Тетя Надя оправдывается: «Выгорели… Да и бомбили много, здесь же фронт проходил…»
(По прихоти судьбы через много лет на Потаповском происходит трагикомическая встреча. Уже совершенно глухая тетя Надя приезжает к нам погостить. Собираемся вечером за столом, приходит и часто бывавший у нас в тот год корреспондент немецкой газеты «Ди Вельт» Гейнц Шеве, человек уже немолодой, повоевавший на восточном фронте, ставший страстным пацифистом. Услышав, что это – тетя из Сухиничей, он бледнеет. Оказывается, их часть стояла в 42 году в Сухиничах, и он их бомбил. «Война… Мне было 20 лет… Гитлер… Я не хотел. Сказали – важный железнодорожный узел». Но тетя Надя не имеет претензий: «У нас стоял немецкий офицер. Он приносил маме шоколад. А когда пришли “наши”, они почему-то выбили окно, хотя дверь была открыта и можно было просто войти. Маму выставили в сени, она скоро умерла». За столом она сто раз переспрашивает одно и то же, отвечает невпопад, раздражает, и Митя, считая это остроумным, кричит Гейнцу (да уже и выпил): «Что же ты, Гейнц, так плохо бомбил!» Мы покатываемся со смеху, но Гейнц встает и бросает вилку: «Так не шутить! Так не шутить!»)

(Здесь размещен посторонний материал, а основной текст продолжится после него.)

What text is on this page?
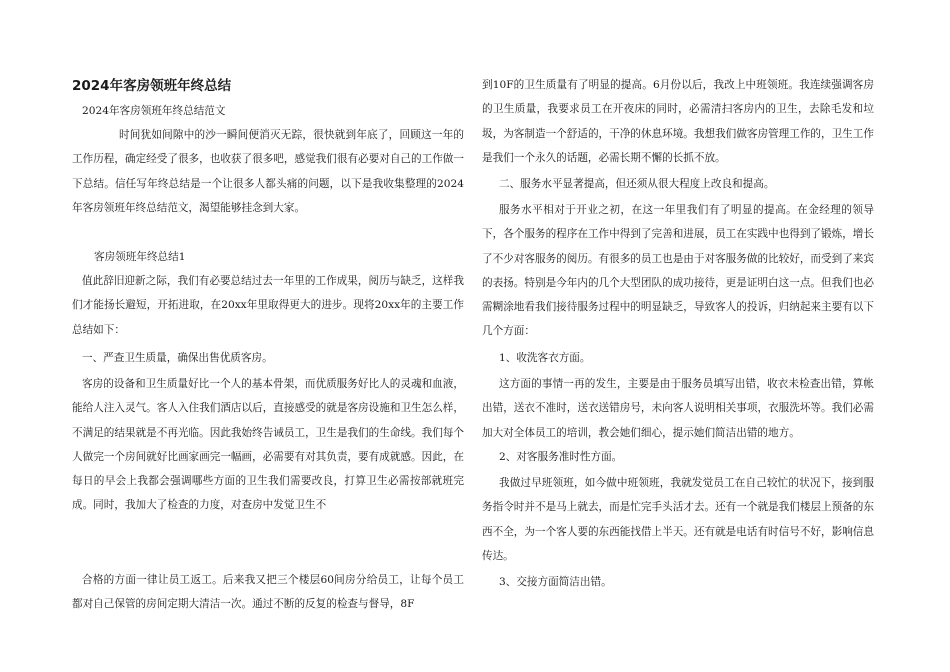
2024年客房领班年终总结

2024年客房领班年终总结范文

时间犹如间隙中的沙一瞬间便消灭无踪，很快就到年底了，回顾这一年的工作历程，确定经受了很多，也收获了很多吧，感觉我们很有必要对自己的工作做一下总结。信任写年终总结是一个让很多人都头痛的问题，以下是我收集整理的2024年客房领班年终总结范文，渴望能够挂念到大家。

客房领班年终总结1

值此辞旧迎新之际，我们有必要总结过去一年里的工作成果，阅历与缺乏，这样我们才能扬长避短，开拓进取，在20xx年里取得更大的进步。现将20xx年的主要工作总结如下：

一、严查卫生质量，确保出售优质客房。

客房的设备和卫生质量好比一个人的基本骨架，而优质服务好比人的灵魂和血液，能给人注入灵气。客人入住我们酒店以后，直接感受的就是客房设施和卫生怎么样，不满足的结果就是不再光临。因此我始终告诫员工，卫生是我们的生命线。我们每个人做完一个房间就好比画家画完一幅画，必需要有对其负责，要有成就感。因此，在每日的早会上我都会强调哪些方面的卫生我们需要改良，打算卫生必需按部就班完成。同时，我加大了检查的力度，对查房中发觉卫生不

合格的方面一律让员工返工。后来我又把三个楼层60间房分给员工，让每个员工都对自己保管的房间定期大清洁一次。通过不断的反复的检查与督导，8F

到10F的卫生质量有了明显的提高。6月份以后，我改上中班领班。我连续强调客房的卫生质量，我要求员工在开夜床的同时，必需清扫客房内的卫生，去除毛发和垃圾，为客制造一个舒适的，干净的休息环境。我想我们做客房管理工作的，卫生工作是我们一个永久的话题，必需长期不懈的长抓不放。

二、服务水平显著提高，但还须从很大程度上改良和提高。

服务水平相对于开业之初，在这一年里我们有了明显的提高。在金经理的领导下，各个服务的程序在工作中得到了完善和进展，员工在实践中也得到了锻炼，增长了不少对客服务的阅历。有很多的员工也是由于对客服务做的比较好，而受到了来宾的表扬。特别是今年内的几个大型团队的成功接待，更是证明白这一点。但我们也必需糊涂地看我们接待服务过程中的明显缺乏，导致客人的投诉，归纳起来主要有以下几个方面：

1、收洗客衣方面。

这方面的事情一再的发生，主要是由于服务员填写出错，收衣未检查出错，算帐出错，送衣不准时，送衣送错房号，未向客人说明相关事项，衣服洗坏等。我们必需加大对全体员工的培训，教会她们细心，提示她们简洁出错的地方。

2、对客服务准时性方面。

我做过早班领班，如今做中班领班，我就发觉员工在自己较忙的状况下，接到服务指令时并不是马上就去，而是忙完手头活才去。还有一个就是我们楼层上预备的东西不全，为一个客人要的东西能找借上半天。还有就是电话有时信号不好，影响信息传达。

3、交接方面简洁出错。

Как мы ухитрились разместиться в одной комнатке, ума не приложу. Дед, правда, поселился в сенях, где и устроил свою сапожную мастерскую. В комнатушке стоял книжный шкаф, комод, керосинка, а над столом висел вырванный из «Огонька» портрет Шопена работы Делакруа. Приходившая почти каждое утро веселая почтальонша спрашивала: «А что это у вас за тетенька висит? Ваша родственница?» Писем, как ни странно, тетушки получали очень много. Бывшие институтки (они окончили институт в Варшаве) не теряли между собой связи. Загнанные в такие же комнатушки в российских городишках, тайно подрабатывая на жизнь частными уроками французского и немецкого, они регулярно поздравляли друг друга с «октябрьскими», «первомаем», «женским днем», желали успеха в труде и личной жизни… «Тебе открытка от Тани Кайзер! От Софы Немировской давно ничего нет! Наконец-то Ляля Семашко написала!» Даже имена были какие-то «бывшие». «Какие они Софы, Ляли! – думала я (всем была недовольна). – Им по сто лет!» Но скоро я нашла себе занятие, и это лето останется в моей памяти как счастливое. Я стала страстным глотателем книг, «книгочеем», «шпагоглотателем», как говорила тетя Надя, почти ежедневно принося мне новые романы из школьной библиотеки: «Уже проглотила?» Таким же книгочеем была и сама Надя. Урвав минутку между керосинкой, мытьем пола, ведрами из колонки, она устраивалась в палисаднике и сейчас же утыкалась в книгу, только седая косичка торчала. Вкусы наши совпадали: романы Гюго, Теккерея, Бальзака, почти полного Диккенса, конечно, Элизу Ожешко (варшавская незабываемая молодость) приносила мне тетя в мой уголок. Я нашла себе приют под шиповником на огородике, там стояла старая плетеная лежанка. Читала запоем, с утра до самого вечера, до «возвращения стад»: по улице Ленина брели с выпаса коровы и козы, мычали, блеяли, да и не видно уже было букв, темно в глазах, и надо было идти за козьим молоком, которым считала нужным меня поить бабушка. «А ты посмотри на зеленую траву! – советовала мне тетя Надя, – зрение вернется!» Нашим любимым романом был «Домби и сын». За это лето я стала добрее – Диккенс научил меня доброте. Поль Домби, почему он умер? Я плакала. Пусть и у меня будет маленький братик, я буду его любить, защищать от бабушки, я буду как Флоренс! Пусть он родится!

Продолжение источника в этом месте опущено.